Engineers reworked the Elantra GT’s body and chassis for ’18, reducing body-in-white parts 25% from the ’17 GT and nearly doubling advanced high-strength-steel content from 27.2% to 53.0%. Within that, there’s been a tripling of hot-stamped-steel content, with the car’s front-door openings the main beneficiaries.

With the growth of AHSS, and an 18% rise in structural adhesive use, body rigidity increases 18%.

The GT Sport’s chassis improves on the base GT’s by using a multilink rear suspension vs. a torsion beam. The former is evidence of the car’s European lineage (the GT Sport is sold as the Hyundai i30 in Europe). The GT Sport also has a rear stabilizer bar and higher spring rates front and rear, plus 18-in. vs. 17-in. wheels and tires.

The base GT isn’t tested here or during the shorter drive in San Diego, so it’s hard to say how much worse, if any, the ride and handling is compared with the GT Sport’s. Those not needing extra horsepower and torque or the more dynamic suspension, will find the base GT a great deal for the utility it provides, beginning at $19,350 for a 162-hp 2.0L/6-speed manual model and $20,350 for the same engine mated to a 6-speed automatic with Shiftronic.

In both the Michigan and California tests, the GT Sport’s braking was firm and steering was nicely weighted with low effort.

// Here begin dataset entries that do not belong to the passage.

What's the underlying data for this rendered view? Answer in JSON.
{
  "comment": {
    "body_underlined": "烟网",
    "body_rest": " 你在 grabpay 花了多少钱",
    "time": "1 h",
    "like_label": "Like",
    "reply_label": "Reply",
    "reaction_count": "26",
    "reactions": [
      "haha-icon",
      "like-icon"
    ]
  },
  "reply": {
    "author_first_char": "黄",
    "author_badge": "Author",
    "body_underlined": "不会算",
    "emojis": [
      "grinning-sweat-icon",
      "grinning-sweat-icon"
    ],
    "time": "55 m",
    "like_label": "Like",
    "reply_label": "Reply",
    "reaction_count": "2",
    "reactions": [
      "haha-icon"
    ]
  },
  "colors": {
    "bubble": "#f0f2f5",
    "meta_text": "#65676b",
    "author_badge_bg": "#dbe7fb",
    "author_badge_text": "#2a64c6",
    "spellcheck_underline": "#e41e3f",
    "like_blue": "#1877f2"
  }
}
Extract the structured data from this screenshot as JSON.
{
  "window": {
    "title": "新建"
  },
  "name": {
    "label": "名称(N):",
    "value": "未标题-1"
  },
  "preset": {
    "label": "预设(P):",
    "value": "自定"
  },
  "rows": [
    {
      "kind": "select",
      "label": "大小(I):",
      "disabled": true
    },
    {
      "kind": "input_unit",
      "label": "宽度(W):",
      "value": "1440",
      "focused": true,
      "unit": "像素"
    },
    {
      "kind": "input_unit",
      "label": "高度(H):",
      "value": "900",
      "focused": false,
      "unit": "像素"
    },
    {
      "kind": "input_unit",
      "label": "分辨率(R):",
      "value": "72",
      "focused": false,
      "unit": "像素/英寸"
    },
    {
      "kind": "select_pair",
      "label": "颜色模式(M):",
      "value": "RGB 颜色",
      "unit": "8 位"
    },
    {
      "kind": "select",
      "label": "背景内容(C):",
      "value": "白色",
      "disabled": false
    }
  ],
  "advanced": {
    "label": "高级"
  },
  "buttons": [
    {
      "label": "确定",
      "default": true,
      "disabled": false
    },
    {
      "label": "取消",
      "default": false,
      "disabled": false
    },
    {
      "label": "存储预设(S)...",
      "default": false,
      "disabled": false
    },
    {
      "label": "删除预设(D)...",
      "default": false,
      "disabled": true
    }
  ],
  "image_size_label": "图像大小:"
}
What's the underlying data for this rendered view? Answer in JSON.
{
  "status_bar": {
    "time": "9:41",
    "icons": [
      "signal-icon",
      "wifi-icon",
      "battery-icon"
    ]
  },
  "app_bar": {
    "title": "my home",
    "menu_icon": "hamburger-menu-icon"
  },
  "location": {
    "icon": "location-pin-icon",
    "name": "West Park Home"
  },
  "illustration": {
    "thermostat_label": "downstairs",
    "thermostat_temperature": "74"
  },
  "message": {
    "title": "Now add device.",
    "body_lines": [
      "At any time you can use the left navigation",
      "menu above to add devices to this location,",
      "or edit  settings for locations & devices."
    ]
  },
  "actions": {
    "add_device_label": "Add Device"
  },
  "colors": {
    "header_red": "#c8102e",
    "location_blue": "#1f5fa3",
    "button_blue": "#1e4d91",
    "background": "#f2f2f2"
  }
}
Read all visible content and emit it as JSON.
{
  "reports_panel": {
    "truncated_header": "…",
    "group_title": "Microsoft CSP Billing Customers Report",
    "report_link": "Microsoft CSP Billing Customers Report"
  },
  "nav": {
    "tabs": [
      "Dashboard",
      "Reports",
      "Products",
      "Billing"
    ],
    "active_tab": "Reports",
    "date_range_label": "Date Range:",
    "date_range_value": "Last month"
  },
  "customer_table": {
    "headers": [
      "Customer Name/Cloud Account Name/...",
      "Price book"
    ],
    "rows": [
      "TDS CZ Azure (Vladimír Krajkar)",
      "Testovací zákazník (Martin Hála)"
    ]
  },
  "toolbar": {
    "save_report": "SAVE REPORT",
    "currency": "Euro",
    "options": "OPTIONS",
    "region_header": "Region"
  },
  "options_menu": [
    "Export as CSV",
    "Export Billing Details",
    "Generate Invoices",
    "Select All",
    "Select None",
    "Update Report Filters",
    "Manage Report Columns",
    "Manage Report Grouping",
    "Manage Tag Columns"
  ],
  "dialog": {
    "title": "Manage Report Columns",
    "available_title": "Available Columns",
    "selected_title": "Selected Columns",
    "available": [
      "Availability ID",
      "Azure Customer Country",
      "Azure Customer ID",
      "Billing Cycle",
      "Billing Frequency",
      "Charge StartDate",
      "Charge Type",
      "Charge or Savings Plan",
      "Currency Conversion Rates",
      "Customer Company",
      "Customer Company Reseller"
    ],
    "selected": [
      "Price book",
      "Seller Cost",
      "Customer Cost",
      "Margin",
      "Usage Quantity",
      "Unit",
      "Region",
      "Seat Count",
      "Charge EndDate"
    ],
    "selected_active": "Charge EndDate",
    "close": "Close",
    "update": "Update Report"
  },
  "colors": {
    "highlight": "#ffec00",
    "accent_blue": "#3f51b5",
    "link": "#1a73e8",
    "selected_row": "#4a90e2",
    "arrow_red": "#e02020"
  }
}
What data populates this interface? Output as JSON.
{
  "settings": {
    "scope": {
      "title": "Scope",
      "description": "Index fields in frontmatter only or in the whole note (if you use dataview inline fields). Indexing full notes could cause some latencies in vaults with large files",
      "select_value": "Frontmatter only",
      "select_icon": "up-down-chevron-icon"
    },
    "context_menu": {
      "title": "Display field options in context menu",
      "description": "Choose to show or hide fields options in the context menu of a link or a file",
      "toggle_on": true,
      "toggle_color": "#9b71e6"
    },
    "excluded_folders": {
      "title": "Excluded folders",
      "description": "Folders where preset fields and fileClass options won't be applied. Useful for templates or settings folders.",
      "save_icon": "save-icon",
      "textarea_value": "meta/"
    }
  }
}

One criticism of the car is that it doesn’t sound sporty enough. The exhaust tone is pretty muted for a hot hatch. It’s possible Hyundai wants to create some distance, audibly, when it brings its N performance lineup to the U.S. Or it fears being rated poorly for excess engine noise in owner surveys. That is the reason you won’t find an acceleration-zapping Eco mode on this car.

The GT Sport’s interior is standard-issue black with red accents. It is still an effective look for a sport compact, although even more red would be nice. While the seats and dash have plenty of the color, the doors are solid black and devoid of much decoration.

The front seats have large side bolsters to grip our upper body in cornering and a comfortable bottom cushion with good thigh support for this taller-than-average female.

Due to its European roots, the Elantra GT’s interior, which like the exterior basically is a carbon copy of the i30’s, has above-average materials. Soft-touch covers the instrument panel and the tops of all four doors. There also is a louvered door to conceal cupholders, which are high quality with hard retractable nubs and rubber-textured bottoms.

The touchscreen is easy to use, with a lot of negative space around icons for easy selections. Voice recognition is less favorable. Setting an address is a too-many-steps process with a lot of “Are-you-sure-?” confirmations needed. Voice commands to tune radio stations are simpler.

Hyundai says the average compact-hatch buyer is young, male, educated and in a professional job – what it deems a “quality” customer that will grow with the brand, and making it obvious why so many compact hatchbacks have appeared in recent years.

This one is one of the better ones in terms of performance, features and utility for the price, with the GT Sport ranging from the mid-to-upper-$20,000-range if the optional tech package is added, roughly on par with the competitive set.

In typical Hyundai “value” fashion, the tech package is loaded, having nine advanced safety systems, half of which (front pedestrian detection, driver-attention alert, high-beam assist and adaptive cruise control) are rare within the compact-hatch sector.

The Elantra GT and GT Sport are on sale now at U.S. Hyundai dealers.